When the crisis began in late March, there were four families enrolled in the Family Promise program and 10 families that had graduated within the past year.

The pandemic has impacted nearly all of the families, including those who had moved on to stable employment and housing, Winnett said.

“We had two families working (of the four enrolled in the program when the crisis began) and one of them was laid off immediately,” Winnett said. “The family that graduated (during the shutdown) was the only one whose employment wasn’t impacted.”

The families who had graduated from Family Promise in 2019 and earlier this year also found themselves thrown into uncertainty again when the shutdown began.

“We keep in contact with our graduated families, but there was an increase in them reaching out to us in the beginning (of the crisis),” Winnett said. “The majority of the 10 graduated families were impacted by layoffs in the food service industry.”

Trying to help the families access unemployment benefits was “a nightmare,” Winnett added. “Just getting someone to answer the phone (from the unemployment office) was difficult.”

The graduated families also found themselves worrying once more about making ends meet.

“These families were just starting to stabilize,” Winnett said. “That’s why we stay with them for the first year.

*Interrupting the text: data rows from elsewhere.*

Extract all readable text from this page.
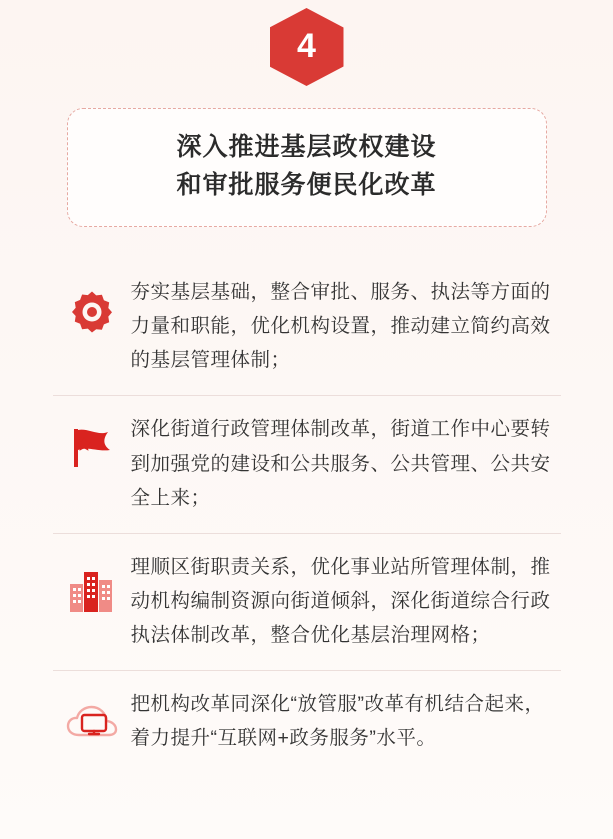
4
深入推进基层政权建设
和审批服务便民化改革
夯实基层基础，整合审批、服务、执法等方面的力量和职能，优化机构设置，推动建立简约高效的基层管理体制；
深化街道行政管理体制改革，街道工作中心要转到加强党的建设和公共服务、公共管理、公共安全上来；
理顺区街职责关系，优化事业站所管理体制，推动机构编制资源向街道倾斜，深化街道综合行政执法体制改革，整合优化基层治理网格；
把机构改革同深化“放管服”改革有机结合起来，着力提升“互联网+政务服务”水平。
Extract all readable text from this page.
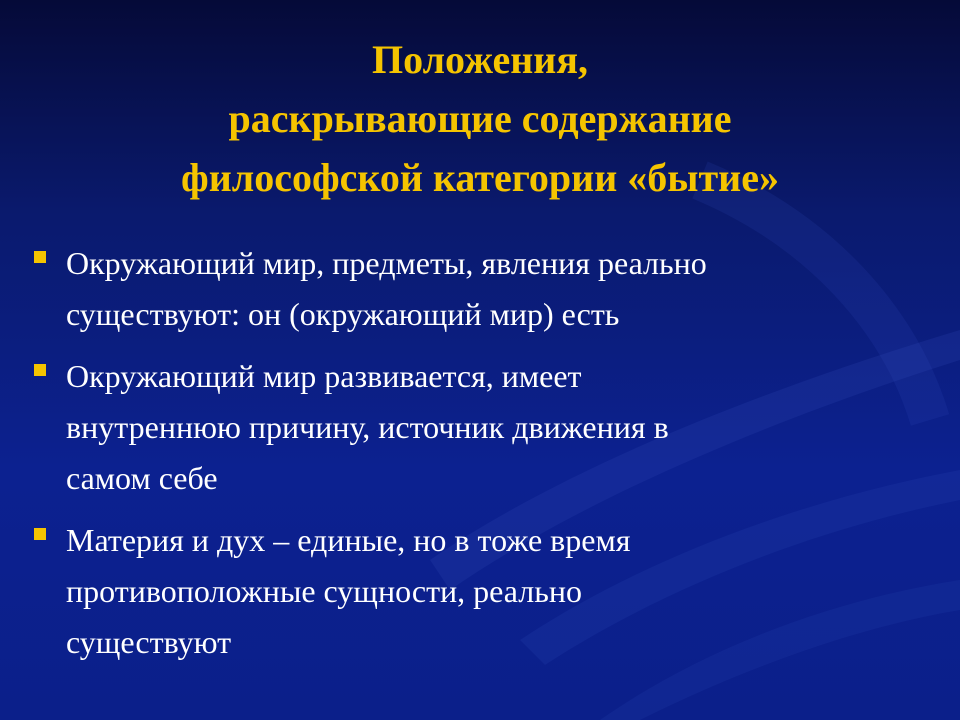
Положения,
раскрывающие содержание
философской категории «бытие»
Окружающий мир, предметы, явления реально
существуют: он (окружающий мир) есть
Окружающий мир развивается, имеет
внутреннюю причину, источник движения в
самом себе
Материя и дух – единые, но в тоже время
противоположные сущности, реально
существуют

There’s a fine line when 50 percent of your income is going to housing.”

A lot of the graduated families found themselves coping with layoffs, unemployment disruptions or reduced hours.

Family Promise staff has been using Zoom to provide case management to the families in the program and help graduated families understand how to set up rent payment plans and balance utility and food bills on an even more reduced income.

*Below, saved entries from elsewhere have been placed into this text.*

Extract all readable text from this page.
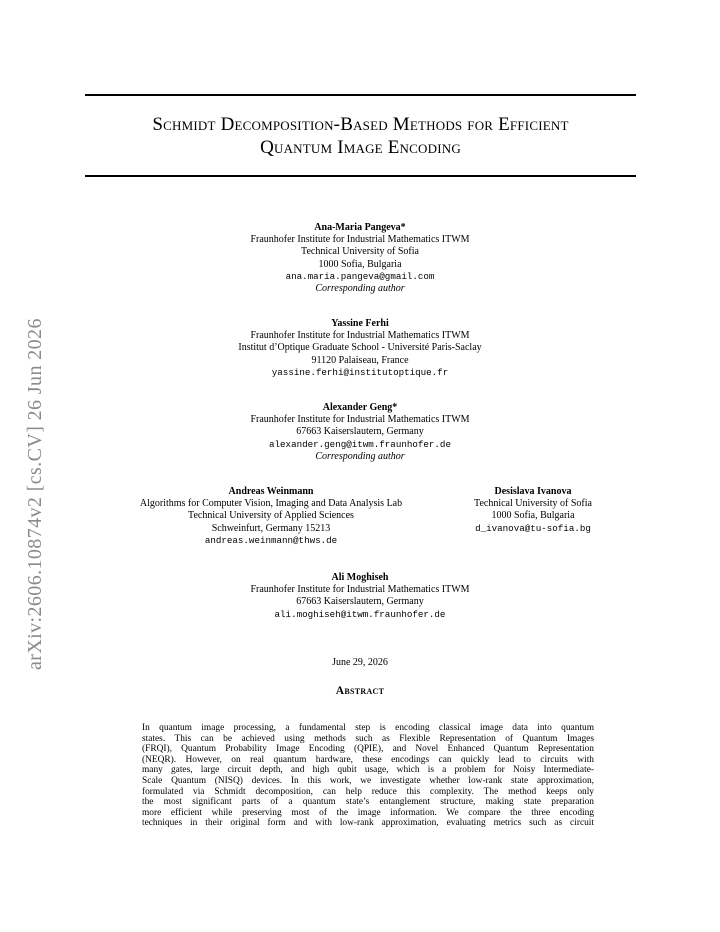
arXiv:2606.10874v2 [cs.CV] 26 Jun 2026
Schmidt Decomposition-Based Methods for Efficient
Quantum Image Encoding
Ana-Maria Pangeva*
Fraunhofer Institute for Industrial Mathematics ITWM
Technical University of Sofia
1000 Sofia, Bulgaria
ana.maria.pangeva@gmail.com
Corresponding author
Yassine Ferhi
Fraunhofer Institute for Industrial Mathematics ITWM
Institut d’Optique Graduate School - Université Paris-Saclay
91120 Palaiseau, France
yassine.ferhi@institutoptique.fr
Alexander Geng*
Fraunhofer Institute for Industrial Mathematics ITWM
67663 Kaiserslautern, Germany
alexander.geng@itwm.fraunhofer.de
Corresponding author
Andreas Weinmann
Algorithms for Computer Vision, Imaging and Data Analysis Lab
Technical University of Applied Sciences
Schweinfurt, Germany 15213
andreas.weinmann@thws.de
Desislava Ivanova
Technical University of Sofia
1000 Sofia, Bulgaria
d_ivanova@tu-sofia.bg
Ali Moghiseh
Fraunhofer Institute for Industrial Mathematics ITWM
67663 Kaiserslautern, Germany
ali.moghiseh@itwm.fraunhofer.de
June 29, 2026
Abstract
In quantum image processing, a fundamental step is encoding classical image data into quantum
states. This can be achieved using methods such as Flexible Representation of Quantum Images
(FRQI), Quantum Probability Image Encoding (QPIE), and Novel Enhanced Quantum Representation
(NEQR). However, on real quantum hardware, these encodings can quickly lead to circuits with
many gates, large circuit depth, and high qubit usage, which is a problem for Noisy Intermediate-
Scale Quantum (NISQ) devices. In this work, we investigate whether low-rank state approximation,
formulated via Schmidt decomposition, can help reduce this complexity. The method keeps only
the most significant parts of a quantum state’s entanglement structure, making state preparation
more efficient while preserving most of the image information. We compare the three encoding
techniques in their original form and with low-rank approximation, evaluating metrics such as circuit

There are spots of good news, lately.

“Since the beginning of May, employment seems more achievable for the families in the program,” she said. “The ones that have graduated, especially those who are in the food service industry, have had a harder time.”

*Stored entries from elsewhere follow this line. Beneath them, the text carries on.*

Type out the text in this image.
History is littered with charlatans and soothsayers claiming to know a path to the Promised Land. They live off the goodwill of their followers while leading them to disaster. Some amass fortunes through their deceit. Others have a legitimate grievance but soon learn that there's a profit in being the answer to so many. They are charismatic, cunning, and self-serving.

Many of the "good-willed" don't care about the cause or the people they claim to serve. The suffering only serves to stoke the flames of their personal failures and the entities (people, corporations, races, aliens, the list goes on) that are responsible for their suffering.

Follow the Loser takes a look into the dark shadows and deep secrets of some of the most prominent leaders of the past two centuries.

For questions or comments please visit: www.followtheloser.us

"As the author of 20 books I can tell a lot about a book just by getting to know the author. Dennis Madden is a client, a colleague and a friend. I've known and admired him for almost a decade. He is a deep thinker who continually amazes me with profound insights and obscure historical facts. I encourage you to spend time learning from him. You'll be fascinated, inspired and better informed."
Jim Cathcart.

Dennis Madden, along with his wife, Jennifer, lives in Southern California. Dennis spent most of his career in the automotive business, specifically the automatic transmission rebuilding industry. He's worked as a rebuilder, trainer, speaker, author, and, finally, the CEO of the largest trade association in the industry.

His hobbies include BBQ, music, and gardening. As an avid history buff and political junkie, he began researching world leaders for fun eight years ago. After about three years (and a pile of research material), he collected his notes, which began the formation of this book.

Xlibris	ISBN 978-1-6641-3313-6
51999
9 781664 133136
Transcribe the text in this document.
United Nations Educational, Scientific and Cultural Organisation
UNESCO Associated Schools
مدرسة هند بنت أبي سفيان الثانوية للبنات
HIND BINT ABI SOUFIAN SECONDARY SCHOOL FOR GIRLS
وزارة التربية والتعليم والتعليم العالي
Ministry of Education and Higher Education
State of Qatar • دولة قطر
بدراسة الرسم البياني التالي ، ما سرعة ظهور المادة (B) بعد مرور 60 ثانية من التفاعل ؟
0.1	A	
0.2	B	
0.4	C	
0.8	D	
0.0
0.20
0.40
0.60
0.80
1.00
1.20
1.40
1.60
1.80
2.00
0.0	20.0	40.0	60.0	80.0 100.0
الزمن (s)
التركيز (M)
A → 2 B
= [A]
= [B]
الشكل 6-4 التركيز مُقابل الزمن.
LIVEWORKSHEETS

The nonprofit saw a decrease in calls for assistance in April, which Winnett believes may have been due to unemployment benefits or the federal government’s stimulus money coming in, but has lately seen another uptick in needs among Clark County families experiencing homelessness.

“I think we’re starting to see an increase in calls from people who are in a situation where the unknown of the future is causing more needs,” she said.

And, although the state is slowly reopening, Winnett said she is unsure if or when Family Promise might be able to return to its day center in Camas or overnight host churches.

“We’re in survey mode with the churches right now,” she said. “We don’t know when our churches are going to be able to reopen. At the same time, we’re thinking about alternatives.”

If the rotational overnight program is not available in 2020, Family Promise could opt to open a static site inside a building where physical distancing is still possible, Winnett said.

“We’re thinking about how we can do things differently in light of (COVID-19),” she said. “If any landlords or property owners have a building that’s not being occupied right now, that might be an option. And it would be less expensive than a motel.”

Family Promise typically has a wish list for community members wishing to volunteer their time or donate needed goods, but with all volunteer opportunities currently on pause and no day center to staff or fill with supplies, the nonprofit is asking those who wish to assist local families experiencing homelessness to donate money.

“Giving financial support is the easiest and safest way to help,” Winnett said. “That way, we can direct the money based on which way our COVID response goes. We’re trying to plan for whatever the future holds and continue to serve our families.”